- Katie Koschalk

- Dec 2, 2025
- 3 min read

Written by Katie Koschalk, a health and wellness writer, certified holistic nutritionist, and certified personal trainer based in California.
Aging is inevitable, but the speed and quality of how you age are influenced by many internal and external factors. One process that’s increasingly gaining attention in the field of longevity science is the formation of advanced glycation end products (AGEs).
When these compounds build up beyond what the body can clear, they contribute to tissue damage and can speed up the aging process.
Read on to learn what AGEs are, how they form, and practical ways to keep them in check for healthier aging.
What Are Advanced Glycation End Products, and How Do They Form?
AGEs are harmful compounds that form when proteins or fats combine with sugar in the bloodstream through a process called glycation. This chemical reaction alters the structure and function of proteins, making them less flexible and more prone to damage.
AGEs can also form in foods. Dry, high-heat cooking methods, including grilling, roasting, baking, frying, broiling, searing, and toasting, can dramatically increase AGE content, sometimes by 10 to 100 times compared to raw foods.
Animal-based foods rich in protein and fat are particularly susceptible to AGE formation when exposed to high temperatures. This makes foods like red meat, cheese, fried eggs, butter, cream cheese, margarine, mayonnaise, oils, and nuts common sources. Fried foods and heavily processed products also tend to be loaded with AGEs.
What Are the Effects of AGEs on the Body?
The body has natural defenses against AGEs, particularly enzymes and antioxidant systems that help break them down and clear them out.
However, when AGEs are produced or consumed in excess, these protective mechanisms become overwhelmed, allowing them to build up in tissues over time. While small amounts are generally harmless, high AGE levels trigger oxidative stress and inflammation, key drivers of aging and many chronic diseases.

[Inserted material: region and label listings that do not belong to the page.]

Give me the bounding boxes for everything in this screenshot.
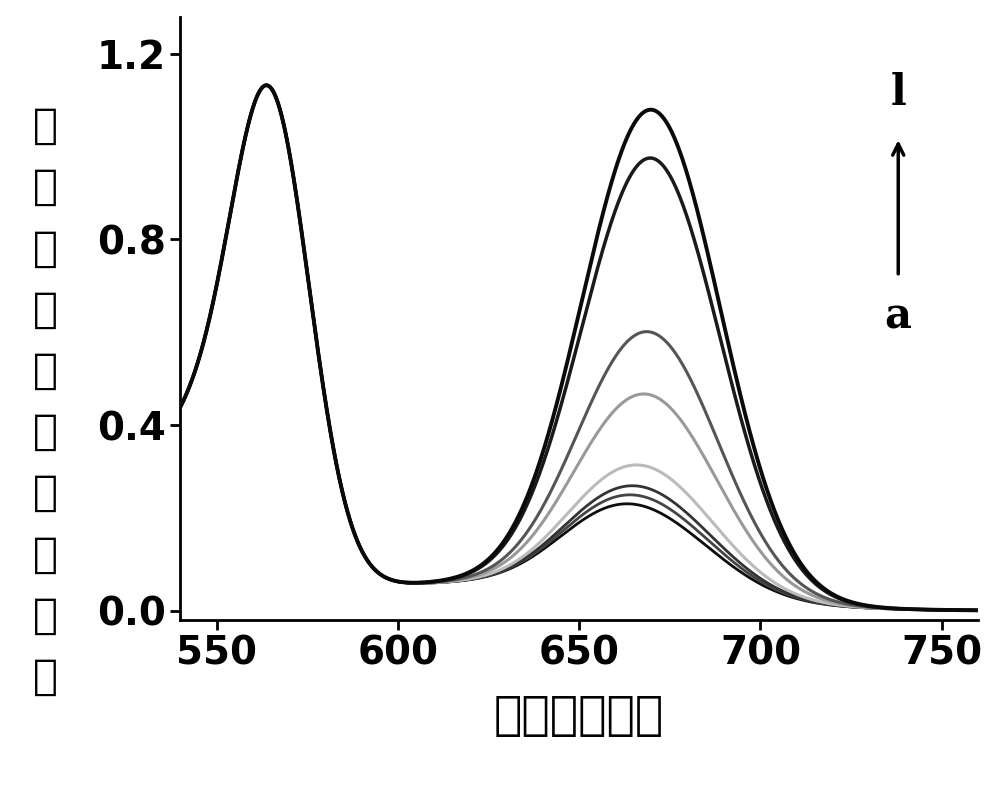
Text: 转: 转 [32, 472, 58, 514]
Text: a: a [885, 295, 912, 337]
Text: l: l [890, 72, 906, 114]
Text: 号: 号 [32, 656, 58, 698]
Text: 荧: 荧 [32, 105, 58, 147]
Text: 能: 能 [32, 350, 58, 392]
Text: 量: 量 [32, 411, 58, 453]
Text: 移: 移 [32, 533, 58, 576]
Text: 振: 振 [32, 289, 58, 331]
X-axis label: 波长（纳米）: 波长（纳米） [494, 693, 664, 739]
Text: 共: 共 [32, 227, 58, 270]
Text: 光: 光 [32, 166, 58, 208]
Text: 信: 信 [32, 595, 58, 637]
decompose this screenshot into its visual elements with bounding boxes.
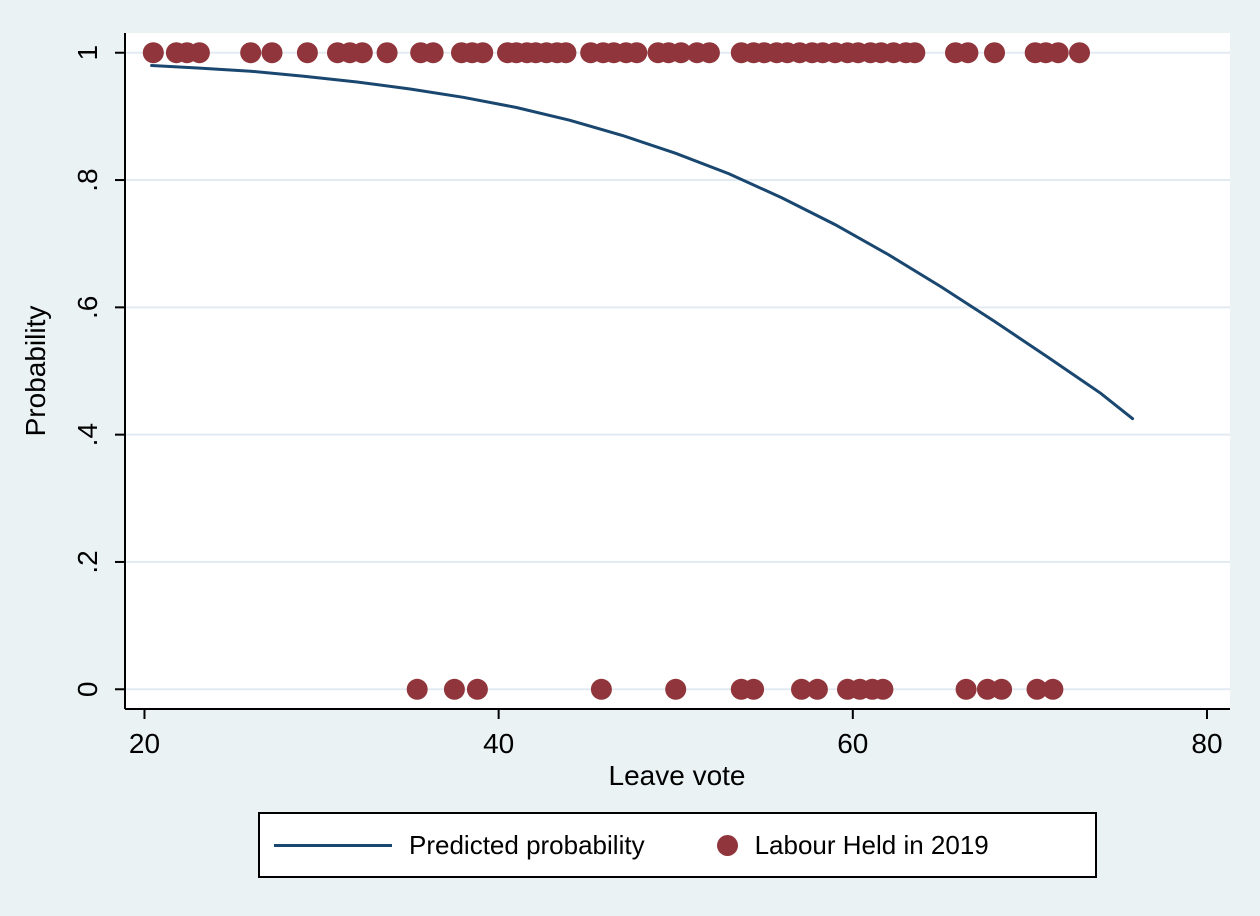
scatter-point xyxy=(1069,42,1090,64)
scatter-point xyxy=(142,42,164,64)
plot-background xyxy=(125,33,1230,709)
x-tick-label: 80 xyxy=(1191,728,1222,759)
x-tick-label: 60 xyxy=(837,728,868,759)
scatter-point xyxy=(351,42,373,64)
scatter-point xyxy=(240,42,262,64)
scatter-point xyxy=(188,42,210,64)
y-tick-label: .8 xyxy=(72,168,103,191)
scatter-point xyxy=(1026,678,1048,700)
legend-marker-label: Labour Held in 2019 xyxy=(754,829,989,860)
y-tick-label: 0 xyxy=(72,681,103,697)
scatter-point xyxy=(670,42,692,64)
y-axis-title: Probability xyxy=(20,305,51,437)
scatter-point xyxy=(466,678,488,700)
legend-line-swatch xyxy=(274,843,392,847)
scatter-point xyxy=(955,678,977,700)
scatter-point xyxy=(1042,678,1064,700)
scatter-point xyxy=(991,678,1013,700)
y-tick-label: .2 xyxy=(72,550,103,573)
scatter-point xyxy=(555,42,577,64)
legend-marker-icon xyxy=(716,834,738,856)
prediction-line xyxy=(150,64,1135,421)
x-axis-title: Leave vote xyxy=(608,760,746,791)
y-tick-label: .4 xyxy=(72,423,103,446)
scatter-point xyxy=(472,42,494,64)
scatter-point xyxy=(422,42,444,64)
scatter-point xyxy=(743,678,765,700)
scatter-point xyxy=(984,42,1005,64)
scatter-point xyxy=(806,678,828,700)
scatter-point xyxy=(904,42,926,64)
x-tick-label: 20 xyxy=(129,728,160,759)
scatter-point xyxy=(665,678,687,700)
scatter-point xyxy=(872,678,894,700)
scatter-point xyxy=(791,678,812,700)
scatter-point xyxy=(590,678,612,700)
scatter-point xyxy=(443,678,465,700)
scatter-point xyxy=(957,42,979,64)
x-tick-label: 40 xyxy=(483,728,514,759)
legend-line-label: Predicted probability xyxy=(409,829,645,860)
y-tick-label: .6 xyxy=(72,296,103,319)
scatter-point xyxy=(376,42,398,64)
scatter-point xyxy=(296,42,318,64)
y-tick-label: 1 xyxy=(72,45,103,61)
scatter-point xyxy=(1047,42,1069,64)
legend: Predicted probability Labour Held in 201… xyxy=(258,812,1097,878)
scatter-point xyxy=(406,678,428,700)
scatter-point xyxy=(261,42,283,64)
scatter-point xyxy=(698,42,720,64)
scatter-point xyxy=(626,42,648,64)
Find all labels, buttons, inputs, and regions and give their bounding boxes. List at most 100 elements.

High levels of AGEs have been linked to premature aging, as well as the development of many diseases, including heart disease, diabetes, liver disease, Alzheimer’s, arthritis, kidney failure, and high blood pressure, among others.
The Link Between Blood Sugar and AGEs
One of the primary drivers of AGE formation is chronically elevated blood sugar levels. When glucose levels stay elevated, the glucose binds more easily to proteins and fats, accelerating glycation and AGE production. This helps explain why people with diabetes often have higher AGE levels.
But it’s not only a concern for those with diabetes. Frequent blood sugar spikes from sugary foods, refined carbohydrates, or inactivity can also fuel AGE buildup.
5 Natural Ways to Reduce AGEs
While AGEs can be harmful, the good news is there are several steps you can take to minimize their impact. Research points to several proven ways to reduce AGE buildup and support healthy aging:
#1: Choose Cooking Methods Wisely
Dry-heat cooking, like frying, grilling, or broiling, produces more AGEs in food. Cooking methods that minimize the production of AGEs include steaming, poaching, boiling, simmering, and slow cooking, as they use lower temperatures and moist heat.
#2: Prioritize Whole, Plant-Rich Foods
Fruits, vegetables, whole grains, and legumes are rich in antioxidants that combat oxidative stress caused by existing AGEs. Even when cooked at high temperatures, plant-based foods generally produce lower AGEs than animal-based foods.
#3: Cook Meat with Acidic Ingredients
When cooking meat with high heat, pair it with acidic ingredients, such as vinegar, lemon juice, or tomato juice. This technique may cut AGE formation by as much as 50 percent.
#4: Manage Blood Sugar
Maintaining steady blood sugar levels through a balanced diet, regular exercise, effective stress management, and quality sleep is one of the most effective ways to limit AGE formation.
Some natural compounds can further support this effort. For example, dihydroberberine (DHB) is a highly bioavailable form of berberine that has been shown to support healthy blood sugar levels and reduce post-meal spikes, thereby helping to curb one of the main drivers of AGEs.
Look for products that contain GlucoVantage® by NNB Nutrition—the only DHB brand supported by research.
#5: Increase Physical Activity
Exercise not only improves insulin sensitivity but also helps reduce existing AGE accumulation in tissues. Both aerobic and resistance training provide benefits.
Supporting Healthy Aging by Reducing AGEs
While aging is unavoidable, AGEs are one factor that is somewhat in your control. By choosing healthier cooking methods, emphasizing foods rich in antioxidants, staying physically active, and maintaining balanced blood sugar levels, you can reduce AGE accumulation and its harmful effects.